Taking the long road: NZ's Forgotten World Highway and the Tongariro Crossing

Emerald Lakes Tongariro Crossing
The Emerald Lakes viewed on the Tongariro Crossing

You are a traveller. You grip white-knuckled to the sides of your seat as the Nissan Caravan swings heavily around tight corners on the Forgotten World Highway in New Zealand. Keane’s groundbreaking album Hopes and Fears is playing on the radio.

The bearded one is in the driver’s seat, he's monologuing about Donald Trump or something like that. He's not paying attention to the road or any of the recommended speed signs. The curly haired one, to your left, is agreeing with him politely, but you know that she is in her own world, thinking about food.

"So I'm thinking we should have the curry tonight," she interjects.

"Yeah, that sounds good." Says the bearded one, but you know he isn't listening, and that this will have consequences later.

From the Forgotten World Highway
From the Forgotten World Highway

The Forgotten World Highway is 148km of slow road that curves around farmland and nature reserves. It's the slowest route between Stratford and Taumarunui, but the bearded one read about it in National Geographic Traveller once and now he's desperate to see the town of Whangamomona.

In 1989, Whangamomona protested against the redrawing of state lines by declaring itself a republic. The town still celebrates Republic Day on 1st November every year. They elect an honorary president and welcome tourists from all over New Zealand to join in the festivities. Visitors flock to this isolated town in the middle of an old disused highway, paying NZ$3 for a passport. Another thing to note is that the ‘wh’ in New Zealand place-names is pronounced ‘f’, so Whangapamona is not ‘wang’ but ‘fang’.

The hotel at Whangamomona is a short walk from your campsite, so you head out. They have glasses hanging behind the bar with livestock tags on the handles. These are used to send messages to the locals. If you can't get in touch with a resident, just visit the pub and ask to leave a message in their 'handle'. They can pick it up the next time they visit.

Whangamomona Hotel
Whangamomona Hotel

The next day you drive 12km of unsealed road through Tangarakau Gorge to get back to the highway. The car rattles nervously through Moki Tunnel (which looks as if it has been dug by hand) and as you reach the other side you feel like you've time-travelled back to the age of dinosaurs. The curly haired one hums the Jurassic Park theme in the passenger seat.

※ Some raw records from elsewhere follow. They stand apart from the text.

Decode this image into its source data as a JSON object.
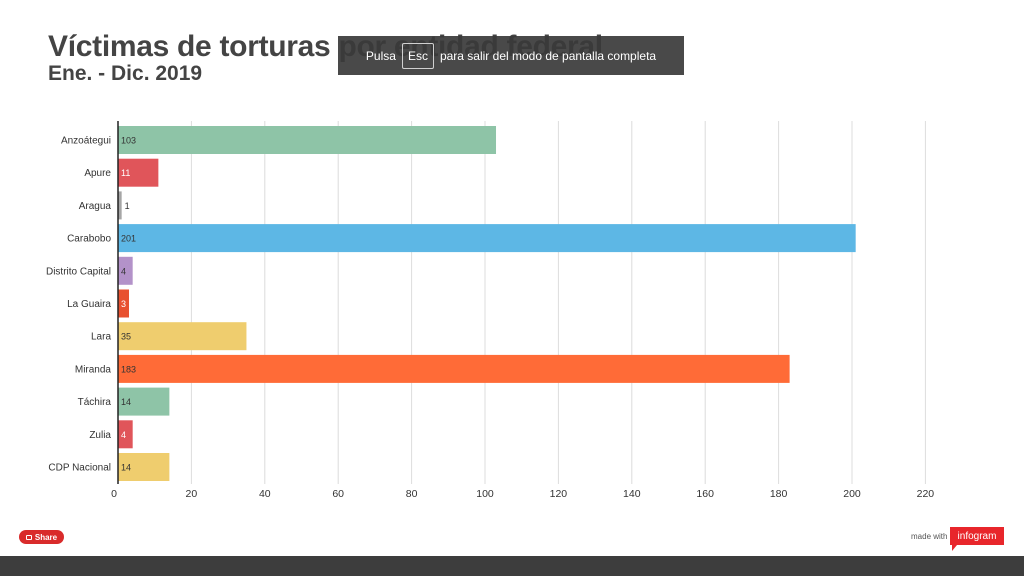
{
  "title": "Víctimas de torturas por entidad federal",
  "subtitle": "Ene. - Dic. 2019",
  "overlay": {
    "prefix": "Pulsa",
    "key": "Esc",
    "suffix": "para salir del modo de pantalla completa"
  },
  "share_label": "Share",
  "made_with": "made with",
  "brand": "infogram",
  "chart_data": {
    "type": "bar",
    "orientation": "horizontal",
    "title": "Víctimas de torturas por entidad federal",
    "subtitle": "Ene. - Dic. 2019",
    "categories": [
      "Anzoátegui",
      "Apure",
      "Aragua",
      "Carabobo",
      "Distrito Capital",
      "La Guaira",
      "Lara",
      "Miranda",
      "Táchira",
      "Zulia",
      "CDP Nacional"
    ],
    "values": [
      103,
      11,
      1,
      201,
      4,
      3,
      35,
      183,
      14,
      4,
      14
    ],
    "colors": [
      "#8ec4a7",
      "#e0555a",
      "#a6a6a6",
      "#5db7e5",
      "#b392c9",
      "#e8512f",
      "#efcd6e",
      "#ff6b37",
      "#8ec4a7",
      "#e0555a",
      "#efcd6e"
    ],
    "xlim": [
      0,
      220
    ],
    "xticks": [
      0,
      20,
      40,
      60,
      80,
      100,
      120,
      140,
      160,
      180,
      200,
      220
    ],
    "grid": true,
    "xlabel": "",
    "ylabel": ""
  }
}
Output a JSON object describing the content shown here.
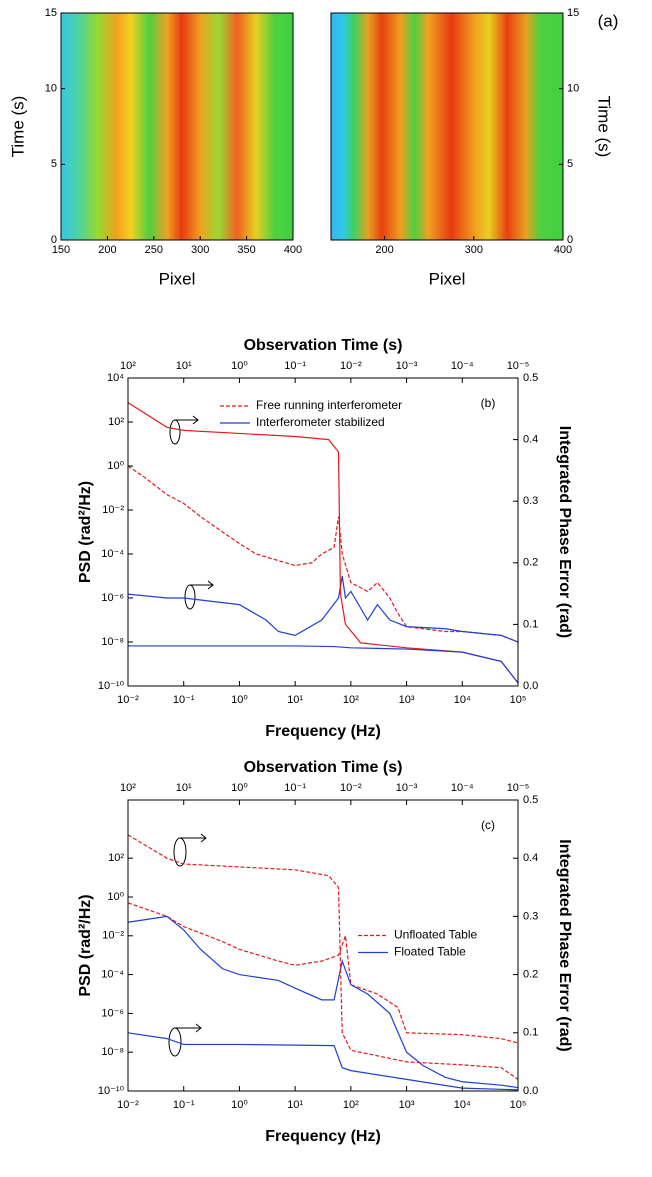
{
  "chart_data": [
    {
      "type": "heatmap",
      "x_label": "Pixel",
      "y_label": "Time (s)",
      "y_axis_side": "left",
      "xlim": [
        150,
        400
      ],
      "xticks": [
        150,
        200,
        250,
        300,
        350,
        400
      ],
      "ylim": [
        0,
        15
      ],
      "yticks": [
        0,
        5,
        10,
        15
      ]
    },
    {
      "type": "heatmap",
      "x_label": "Pixel",
      "y_label": "Time (s)",
      "y_axis_side": "right",
      "panel_label": "(a)",
      "xlim": [
        140,
        400
      ],
      "xticks": [
        200,
        300,
        400
      ],
      "ylim": [
        0,
        15
      ],
      "yticks": [
        0,
        5,
        10,
        15
      ]
    },
    {
      "type": "line",
      "panel_label": "(b)",
      "x_label": "Frequency (Hz)",
      "x2_label": "Observation Time (s)",
      "y_label": "PSD (rad²/Hz)",
      "y2_label": "Integrated Phase Error (rad)",
      "log_x": true,
      "log_y": true,
      "legend_position": "upper center",
      "xlim": [
        0.01,
        100000
      ],
      "xticks": [
        {
          "value": 0.01,
          "label": "10⁻²"
        },
        {
          "value": 0.1,
          "label": "10⁻¹"
        },
        {
          "value": 1,
          "label": "10⁰"
        },
        {
          "value": 10,
          "label": "10¹"
        },
        {
          "value": 100,
          "label": "10²"
        },
        {
          "value": 1000,
          "label": "10³"
        },
        {
          "value": 10000,
          "label": "10⁴"
        },
        {
          "value": 100000,
          "label": "10⁵"
        }
      ],
      "x2lim": [
        100,
        1e-05
      ],
      "x2ticks": [
        {
          "value": 100,
          "label": "10²"
        },
        {
          "value": 10,
          "label": "10¹"
        },
        {
          "value": 1,
          "label": "10⁰"
        },
        {
          "value": 0.1,
          "label": "10⁻¹"
        },
        {
          "value": 0.01,
          "label": "10⁻²"
        },
        {
          "value": 0.001,
          "label": "10⁻³"
        },
        {
          "value": 0.0001,
          "label": "10⁻⁴"
        },
        {
          "value": 1e-05,
          "label": "10⁻⁵"
        }
      ],
      "ylim": [
        1e-10,
        10000
      ],
      "yticks": [
        {
          "value": 1e-10,
          "label": "10⁻¹⁰"
        },
        {
          "value": 1e-08,
          "label": "10⁻⁸"
        },
        {
          "value": 1e-06,
          "label": "10⁻⁶"
        },
        {
          "value": 0.0001,
          "label": "10⁻⁴"
        },
        {
          "value": 0.01,
          "label": "10⁻²"
        },
        {
          "value": 1,
          "label": "10⁰"
        },
        {
          "value": 100,
          "label": "10²"
        },
        {
          "value": 10000,
          "label": "10⁴"
        }
      ],
      "y2lim": [
        0,
        0.5
      ],
      "y2ticks": [
        {
          "value": 0,
          "label": "0.0"
        },
        0.1,
        0.2,
        0.3,
        0.4,
        0.5
      ],
      "series": [
        {
          "name": "Free running interferometer",
          "color": "#e31a1c",
          "dash": true,
          "x": [
            0.01,
            0.02,
            0.05,
            0.1,
            0.2,
            0.5,
            1,
            2,
            5,
            10,
            20,
            30,
            50,
            60,
            70,
            100,
            200,
            300,
            500,
            700,
            1000,
            2000,
            5000,
            10000,
            20000,
            50000,
            100000
          ],
          "values": [
            1,
            0.3,
            0.05,
            0.02,
            0.005,
            0.001,
            0.0003,
            0.0001,
            5e-05,
            3e-05,
            4e-05,
            0.0001,
            0.0002,
            0.005,
            0.0001,
            5e-06,
            2e-06,
            5e-06,
            1e-06,
            2e-07,
            5e-08,
            4e-08,
            3e-08,
            3e-08,
            2.5e-08,
            2e-08,
            1e-08
          ]
        },
        {
          "name": "Interferometer stabilized",
          "color": "#1f3fd6",
          "dash": false,
          "x": [
            0.01,
            0.05,
            0.1,
            1,
            3,
            5,
            10,
            30,
            60,
            70,
            80,
            100,
            200,
            300,
            500,
            1000,
            5000,
            10000,
            50000,
            100000
          ],
          "values": [
            1.5e-06,
            1e-06,
            1e-06,
            5e-07,
            1e-07,
            3e-08,
            2e-08,
            1e-07,
            1e-06,
            1e-05,
            1e-06,
            2e-06,
            1e-07,
            5e-07,
            1e-07,
            5e-08,
            4e-08,
            3e-08,
            2e-08,
            1e-08
          ]
        },
        {
          "color": "#e31a1c",
          "dash": false,
          "axis": "y2",
          "x": [
            0.01,
            0.05,
            0.1,
            1,
            10,
            40,
            60,
            65,
            80,
            150,
            1000,
            10000,
            50000,
            100000
          ],
          "values": [
            0.46,
            0.42,
            0.415,
            0.41,
            0.405,
            0.4,
            0.38,
            0.15,
            0.1,
            0.07,
            0.062,
            0.055,
            0.04,
            0.005
          ]
        },
        {
          "color": "#1f3fd6",
          "dash": false,
          "axis": "y2",
          "x": [
            0.01,
            10,
            50,
            100,
            1000,
            10000,
            50000,
            100000
          ],
          "values": [
            0.065,
            0.065,
            0.064,
            0.062,
            0.06,
            0.055,
            0.04,
            0.005
          ]
        }
      ]
    },
    {
      "type": "line",
      "panel_label": "(c)",
      "x_label": "Frequency (Hz)",
      "x2_label": "Observation Time (s)",
      "y_label": "PSD (rad²/Hz)",
      "y2_label": "Integrated Phase Error (rad)",
      "log_x": true,
      "log_y": true,
      "legend_position": "center right",
      "xlim": [
        0.01,
        100000
      ],
      "xticks": [
        {
          "value": 0.01,
          "label": "10⁻²"
        },
        {
          "value": 0.1,
          "label": "10⁻¹"
        },
        {
          "value": 1,
          "label": "10⁰"
        },
        {
          "value": 10,
          "label": "10¹"
        },
        {
          "value": 100,
          "label": "10²"
        },
        {
          "value": 1000,
          "label": "10³"
        },
        {
          "value": 10000,
          "label": "10⁴"
        },
        {
          "value": 100000,
          "label": "10⁵"
        }
      ],
      "x2lim": [
        100,
        1e-05
      ],
      "x2ticks": [
        {
          "value": 100,
          "label": "10²"
        },
        {
          "value": 10,
          "label": "10¹"
        },
        {
          "value": 1,
          "label": "10⁰"
        },
        {
          "value": 0.1,
          "label": "10⁻¹"
        },
        {
          "value": 0.01,
          "label": "10⁻²"
        },
        {
          "value": 0.001,
          "label": "10⁻³"
        },
        {
          "value": 0.0001,
          "label": "10⁻⁴"
        },
        {
          "value": 1e-05,
          "label": "10⁻⁵"
        }
      ],
      "ylim": [
        1e-10,
        100000
      ],
      "yticks": [
        {
          "value": 1e-10,
          "label": "10⁻¹⁰"
        },
        {
          "value": 1e-08,
          "label": "10⁻⁸"
        },
        {
          "value": 1e-06,
          "label": "10⁻⁶"
        },
        {
          "value": 0.0001,
          "label": "10⁻⁴"
        },
        {
          "value": 0.01,
          "label": "10⁻²"
        },
        {
          "value": 1,
          "label": "10⁰"
        },
        {
          "value": 100,
          "label": "10²"
        }
      ],
      "y2lim": [
        0,
        0.5
      ],
      "y2ticks": [
        {
          "value": 0,
          "label": "0.0"
        },
        0.1,
        0.2,
        0.3,
        0.4,
        0.5
      ],
      "series": [
        {
          "name": "Unfloated Table",
          "color": "#e31a1c",
          "dash": true,
          "x": [
            0.01,
            0.05,
            0.1,
            0.5,
            1,
            5,
            10,
            30,
            60,
            80,
            100,
            300,
            700,
            1000,
            10000,
            50000,
            100000
          ],
          "values": [
            0.5,
            0.1,
            0.03,
            0.005,
            0.002,
            0.0005,
            0.0003,
            0.0005,
            0.001,
            0.01,
            3e-05,
            1e-05,
            2e-06,
            1e-07,
            8e-08,
            5e-08,
            3e-08
          ]
        },
        {
          "name": "Floated Table",
          "color": "#1f3fd6",
          "dash": false,
          "x": [
            0.01,
            0.05,
            0.1,
            0.2,
            0.5,
            1,
            5,
            10,
            30,
            50,
            70,
            100,
            200,
            500,
            1000,
            2000,
            5000,
            10000,
            50000,
            100000
          ],
          "values": [
            0.05,
            0.1,
            0.02,
            0.002,
            0.0002,
            0.0001,
            5e-05,
            2e-05,
            5e-06,
            5e-06,
            0.0005,
            3e-05,
            1e-05,
            1e-06,
            1e-08,
            2e-09,
            5e-10,
            3e-10,
            2e-10,
            1.5e-10
          ]
        },
        {
          "color": "#e31a1c",
          "dash": true,
          "axis": "y2",
          "x": [
            0.01,
            0.05,
            0.1,
            1,
            10,
            40,
            60,
            70,
            100,
            1000,
            10000,
            50000,
            100000
          ],
          "values": [
            0.44,
            0.4,
            0.39,
            0.385,
            0.38,
            0.37,
            0.35,
            0.1,
            0.07,
            0.05,
            0.045,
            0.04,
            0.02
          ]
        },
        {
          "color": "#1f3fd6",
          "dash": false,
          "axis": "y2",
          "x": [
            0.01,
            0.05,
            0.1,
            1,
            50,
            70,
            100,
            1000,
            10000,
            100000
          ],
          "values": [
            0.1,
            0.09,
            0.08,
            0.08,
            0.078,
            0.04,
            0.035,
            0.02,
            0.005,
            0.002
          ]
        }
      ]
    }
  ]
}
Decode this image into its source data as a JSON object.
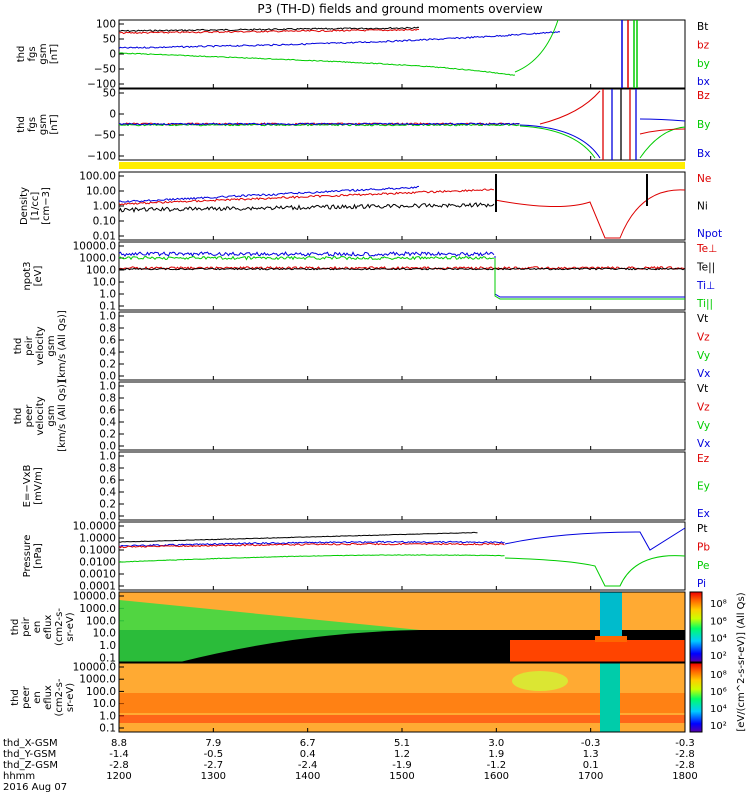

On the Forgotten World Highway

When you arrive at the campsite  near the Tongariro crossing, the owner turns up with a small puppy in the back of her truck. It's adorable.

Campsite near the Tongariro Crossing

In the morning your alarm clock rings at 4.30am. Today you will be walking the Tongariro Crossing. This is a 6-8 hour walk through the Tongariro volcanic complex which takes you past a the mountain used as Mt Doom in Lord of the Rings, up something called the Red Crater, past emerald coloured lakes and down a scree slope that has you crawling on your back like a spider.

Mt. Ngauruhoe / Mt. Doom

Mt. Tongariro erupted in 2012 and the area is still active. As you walk, you notice steam spiralling from the mountainside in the distance. It's smells like egg, but kind of delicious, like it has been layered on a warm slice of toast and zealously sprinkled with salt and pepper. You learn that this is the release of volcanic pressure. When the pressure gets high enough, it can break rock and jettison projectiles. You walk past the area where a small hut was once decimated by a projectile flung from a few kilometres away.

Fissure viewed from the Red Crater

The walk climbs steeply to its peak at Red Crater (1886m). From here you view a gigantic fissure in the mountainside where pressure erupted and split the rock. Then, on the other side, you see emerald lakes tinged blue by the minerals resting at the bottom of large pools of water. At this height, the lakes sit above the clouds in the distance. They look as if they are swinging impossibly on invisible strings strung to the blue sky above.

The Emerald Lakes

It's a thrilling landscape filled with danger, beauty and, on this day, heat. Your companions stop often to eat snacks. During the course of the day they eat a large vat of oats, two bananas, three pepper and hummus sandwiches, three oat bars, a tub of honey roasted nuts and a couscous and tomato salad mix.

After the walk, they eat two ice-creams. For dinner, they have two veggie hot dogs each, with onion toppings, and a tin of spaghetti on the side. For pudding they eat a can of peaches. Bellies full, limbs numb and eyes heavy, you go to sleep at 8.30pm with the light still fading outside.